I actually think that's a pretty clever device. People will figure out a way to pirate -- if it hadn't been you, it would be someone else -- but it's a memorable little trick and fun, unlike some DRM.
I got Escape Velocity on a shareware disk, played until Capt Hector convinced me to convince my Mom to buy a license.
(During the trial, a Capt Hector would occasionally ask you to buy a license, when the trial is over Hector goes hostile)
ok... don't use a new URL for each image in your slideshow please. You're just breaking browser navigation.
On topic: cool idea, but heard it before. The amount of effort it would take to _truly_ pull this off is just enormous. I wish them the best, but I've been burned before (you know who you are... Sean.)
To be fair, the game you referenced improved with several free updates, not to mention an extensive ARG that hyped up the first anniversary update, essentially delivering the game that was expected on launch day.
I am of the opinion that it was Sony's fault for rushing development of an indie game (the studio had 10 ppl max working on the game at any given time).
> To be fair, the game you referenced improved with several free updates
To be fair, it _still_ doesn't have the totality of features they promised at launch, even with all of those updates, and Sean blatantly lied while promoting the thing right up to launch day. "Fair" is the reception they got.

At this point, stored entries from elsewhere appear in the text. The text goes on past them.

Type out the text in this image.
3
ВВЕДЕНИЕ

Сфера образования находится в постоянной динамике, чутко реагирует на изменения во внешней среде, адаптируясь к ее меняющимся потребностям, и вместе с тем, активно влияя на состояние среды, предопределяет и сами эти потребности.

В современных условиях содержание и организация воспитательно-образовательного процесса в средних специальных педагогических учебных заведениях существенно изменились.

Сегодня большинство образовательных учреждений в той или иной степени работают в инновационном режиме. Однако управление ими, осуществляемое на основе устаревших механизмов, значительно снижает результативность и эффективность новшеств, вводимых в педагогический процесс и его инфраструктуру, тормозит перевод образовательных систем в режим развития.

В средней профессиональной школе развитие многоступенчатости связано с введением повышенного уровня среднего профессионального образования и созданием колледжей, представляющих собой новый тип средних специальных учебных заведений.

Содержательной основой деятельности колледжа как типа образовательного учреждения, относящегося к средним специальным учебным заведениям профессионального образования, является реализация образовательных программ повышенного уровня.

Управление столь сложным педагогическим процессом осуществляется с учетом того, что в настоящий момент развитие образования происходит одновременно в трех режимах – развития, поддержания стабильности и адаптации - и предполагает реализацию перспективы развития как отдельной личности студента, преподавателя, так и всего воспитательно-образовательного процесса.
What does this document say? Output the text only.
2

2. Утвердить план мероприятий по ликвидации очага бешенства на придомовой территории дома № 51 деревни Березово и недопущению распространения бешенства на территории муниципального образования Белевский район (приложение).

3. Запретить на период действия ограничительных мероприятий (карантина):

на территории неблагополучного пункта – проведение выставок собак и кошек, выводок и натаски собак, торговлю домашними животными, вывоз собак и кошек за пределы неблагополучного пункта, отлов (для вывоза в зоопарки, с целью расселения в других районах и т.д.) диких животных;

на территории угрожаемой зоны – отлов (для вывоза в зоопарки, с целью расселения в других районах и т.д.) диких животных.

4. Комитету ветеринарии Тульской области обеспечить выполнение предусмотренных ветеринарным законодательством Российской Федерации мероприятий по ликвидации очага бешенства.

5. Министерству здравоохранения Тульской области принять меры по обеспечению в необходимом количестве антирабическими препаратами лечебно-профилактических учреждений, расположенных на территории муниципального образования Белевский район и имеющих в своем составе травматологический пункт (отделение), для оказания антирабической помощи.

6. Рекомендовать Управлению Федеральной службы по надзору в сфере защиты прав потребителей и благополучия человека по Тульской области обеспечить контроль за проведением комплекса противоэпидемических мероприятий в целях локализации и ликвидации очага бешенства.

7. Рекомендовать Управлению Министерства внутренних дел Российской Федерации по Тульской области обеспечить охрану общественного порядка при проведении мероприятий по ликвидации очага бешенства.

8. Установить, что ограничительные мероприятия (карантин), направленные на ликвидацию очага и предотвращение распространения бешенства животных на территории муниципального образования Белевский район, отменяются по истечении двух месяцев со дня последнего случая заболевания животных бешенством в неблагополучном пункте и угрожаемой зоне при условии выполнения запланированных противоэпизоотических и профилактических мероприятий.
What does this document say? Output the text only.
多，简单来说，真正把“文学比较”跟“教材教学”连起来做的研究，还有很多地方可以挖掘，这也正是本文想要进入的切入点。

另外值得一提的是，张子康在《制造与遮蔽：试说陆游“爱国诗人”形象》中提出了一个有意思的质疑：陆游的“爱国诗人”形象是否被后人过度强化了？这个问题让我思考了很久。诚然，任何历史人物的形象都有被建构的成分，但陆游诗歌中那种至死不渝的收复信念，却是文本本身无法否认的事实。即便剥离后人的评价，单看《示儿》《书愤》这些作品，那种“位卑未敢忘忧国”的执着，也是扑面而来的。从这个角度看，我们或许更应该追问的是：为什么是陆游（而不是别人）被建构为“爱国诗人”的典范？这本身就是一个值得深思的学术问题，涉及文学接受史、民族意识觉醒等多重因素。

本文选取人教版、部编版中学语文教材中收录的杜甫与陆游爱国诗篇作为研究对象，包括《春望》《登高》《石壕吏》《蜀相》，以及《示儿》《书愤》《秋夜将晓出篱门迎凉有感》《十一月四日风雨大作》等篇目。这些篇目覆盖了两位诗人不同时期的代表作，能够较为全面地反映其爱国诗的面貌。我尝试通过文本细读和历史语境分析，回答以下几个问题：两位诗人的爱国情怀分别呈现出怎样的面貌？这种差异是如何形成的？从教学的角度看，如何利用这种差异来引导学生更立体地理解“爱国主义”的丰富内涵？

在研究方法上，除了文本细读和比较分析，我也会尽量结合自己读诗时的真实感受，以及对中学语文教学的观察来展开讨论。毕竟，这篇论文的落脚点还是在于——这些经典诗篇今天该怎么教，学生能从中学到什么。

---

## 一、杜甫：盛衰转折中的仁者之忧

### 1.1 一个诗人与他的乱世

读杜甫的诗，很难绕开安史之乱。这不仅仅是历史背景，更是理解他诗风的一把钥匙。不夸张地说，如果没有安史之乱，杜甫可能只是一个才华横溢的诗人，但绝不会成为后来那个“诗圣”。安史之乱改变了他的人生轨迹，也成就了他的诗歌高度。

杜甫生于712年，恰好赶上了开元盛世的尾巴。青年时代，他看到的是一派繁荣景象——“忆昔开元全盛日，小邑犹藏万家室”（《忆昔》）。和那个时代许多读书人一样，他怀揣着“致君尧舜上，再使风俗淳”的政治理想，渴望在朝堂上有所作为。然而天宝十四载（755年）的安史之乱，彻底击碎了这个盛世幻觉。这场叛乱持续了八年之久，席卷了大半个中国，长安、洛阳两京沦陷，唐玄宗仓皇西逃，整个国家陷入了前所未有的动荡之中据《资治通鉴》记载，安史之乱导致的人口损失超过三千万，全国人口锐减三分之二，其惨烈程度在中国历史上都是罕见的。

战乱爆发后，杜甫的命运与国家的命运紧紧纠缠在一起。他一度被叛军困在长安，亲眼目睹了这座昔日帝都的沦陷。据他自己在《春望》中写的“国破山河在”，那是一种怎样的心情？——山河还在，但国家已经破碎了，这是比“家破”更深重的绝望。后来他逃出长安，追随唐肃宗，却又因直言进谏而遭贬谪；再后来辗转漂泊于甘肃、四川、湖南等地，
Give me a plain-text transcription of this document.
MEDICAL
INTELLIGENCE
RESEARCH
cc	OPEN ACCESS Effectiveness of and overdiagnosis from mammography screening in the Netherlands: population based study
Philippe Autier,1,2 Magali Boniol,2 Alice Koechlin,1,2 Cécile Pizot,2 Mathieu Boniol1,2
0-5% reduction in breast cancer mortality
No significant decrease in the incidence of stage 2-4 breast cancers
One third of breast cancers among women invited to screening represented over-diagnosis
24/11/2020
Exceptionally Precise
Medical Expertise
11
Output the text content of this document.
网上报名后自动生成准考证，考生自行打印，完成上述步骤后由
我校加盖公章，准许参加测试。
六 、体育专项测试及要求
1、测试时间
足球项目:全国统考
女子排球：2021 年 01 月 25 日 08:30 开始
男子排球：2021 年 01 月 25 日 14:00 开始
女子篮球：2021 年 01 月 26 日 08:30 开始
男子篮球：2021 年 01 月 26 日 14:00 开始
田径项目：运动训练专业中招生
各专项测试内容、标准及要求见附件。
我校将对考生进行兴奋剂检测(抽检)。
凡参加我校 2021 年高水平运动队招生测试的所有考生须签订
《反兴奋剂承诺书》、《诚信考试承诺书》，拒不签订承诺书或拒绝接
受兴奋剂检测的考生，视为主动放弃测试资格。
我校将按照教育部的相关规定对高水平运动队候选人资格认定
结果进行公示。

That is not at all what happened. Sean was on television and streams telling people that NMS contained features which simply didn't exist only days/weeks prior to release. No one knew it was BS until they bought the game.
I tried it after the latest update and the game is still very very shallow and repetitive and still nowhere near what it promised to be from pre-release interviews. Sure, it technically has all the features on paper, but they're (in my opinion, at least) incredibly shallow and dull.
Noctis 4 was a game I played extensively when I was a bit younger. No Mans Sky is one I thoroughly enjoyed for the same reasons more recently, and still pick up everyone once in a while. Unfortunately, that means that unless a game brings something new to the table, the "market is saturated" from my perspective, and the site provides very little to go on.
Props for the reference, but no; Stellaris is built around real-time and politics (I mean just look at Paradox's other games!), and generally doesn't have "win" condition. There's an analogy to be made in FOSS/non-FOSS, but not when considering gameplay and feel.
FreeOrion is related to Master of Orion; and actually, if you want a "modern" remake that really does a good job of capturing that feel, take a look at http://stars-in-shadow.com/
Actually, SIS is the only recent game that reminds of FreeOrion/MOO. Everything else has notable departures from that 4x model - Endless Space has built in story lines, Sword of the Stars has incredibly different species, etc.
(PS - Stellaris is super rad and I've sunk far too much time into it)
Oolite is a closer match for Elite Dangerous. Also FOSS and 500+ mods available. One of the devs made a one-click install for Windows featuring a selection of the main eye-candy mods but I'm on mobile now; will provide the link later.
Oolite is more like the original Elite while Pioneer is more like Frontier. Although I'm a former flightsim player who likes "realism", I find Oolite and its non-newtonian physics more enjoyable because you don't spend your time on autopilot and time acceleration. Space is just so big that, in a way, it disolves agency so it's better IMO to compromise and switch to a "believable" rather than "realistic" universe.
Reading other parts of the thread, people are describing issues that I didn't experience at all while browsing the site. No issues with broken back button, changing URL for each picture, etc.
It's behaving differently at work on FF57+Win7 than it did at home on FF57+Win10 and FF57+Linux though, so I've got to assume it's some kind of browser compatibility issue.